Pictures being shared online show a banner attached to the teenager’s chest saying the boy has been crucified for taking photos of Isis military bases, as well as receiving “500 Turkish lira” for any footage taken.

The message describes the ruling for the alleged crime as “apostasy” and states the teenager has been “killed and crucified for a period of three days” as the punishment.

The alleged execution comes after it emerged Isis militants had beheaded their own fighters for spying and espionage.

It is not known who took the picture, which was circulated across social media by some Isis supporters on Friday.

Charlie Winter, Programs Officer at counter-extremism think tank the Quilliam Foundation, said crucifixion is a prescribed punishment meted out by Isis for specific crimes.

He told The Independent: “Crucifixion has been used many times before – it’s an age-old punishment dealt out to people who have committed treason.”

He said this punishment arises from Isis’s fundamentalist interpretation of Verse 33 of the fifth book of the Koran, which reads: "Indeed, the penalty for those who wage war against Allah and His Messenger and strive upon earth [to cause] corruption is none but that they be killed or crucified or that their hands and feet be cut off from opposite sides or that they be exiled from the land.

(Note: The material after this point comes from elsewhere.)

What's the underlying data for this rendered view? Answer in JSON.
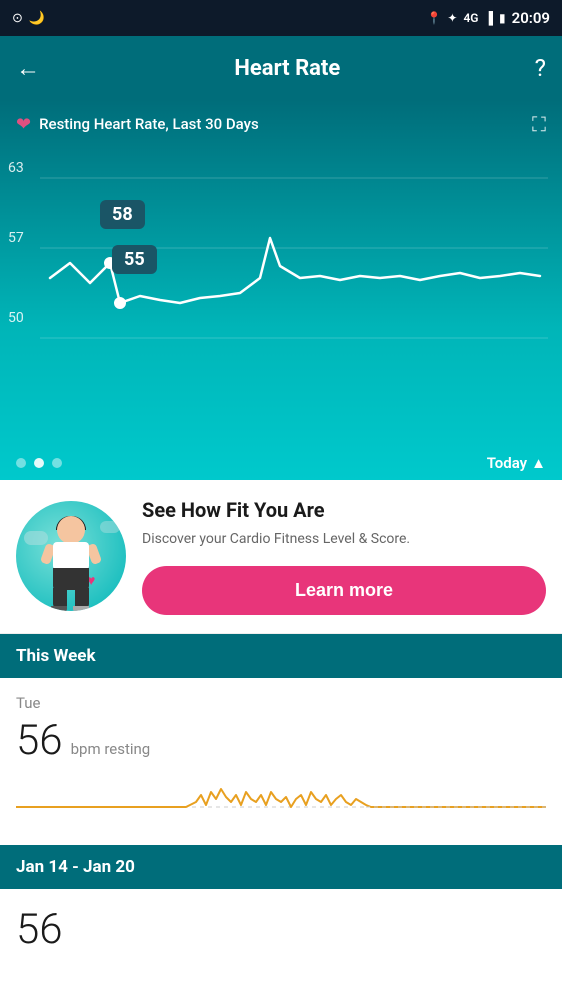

“That is for them a disgrace in this world; and for them in the Hereafter is a great punishment.”

However, he said the next very next verse emphasises forgiveness and removes the imperative to use such a punishment, saying: “Except for those who return [repenting] before you apprehend them. And know that Allah is Forgiving and Merciful."

Mr Winter said the apostasy ruling suggested a fusion of theological and statutory terms.

The recent killing follows a series of executions in Raqqa in May believed to have been committed by Isis militants, where bodies were left suspended on wooden crosses for two days.

In March, the Syrian Observatory for Human Rights said Isis crucified a man for “purposefully killing a Muslim to take his money”.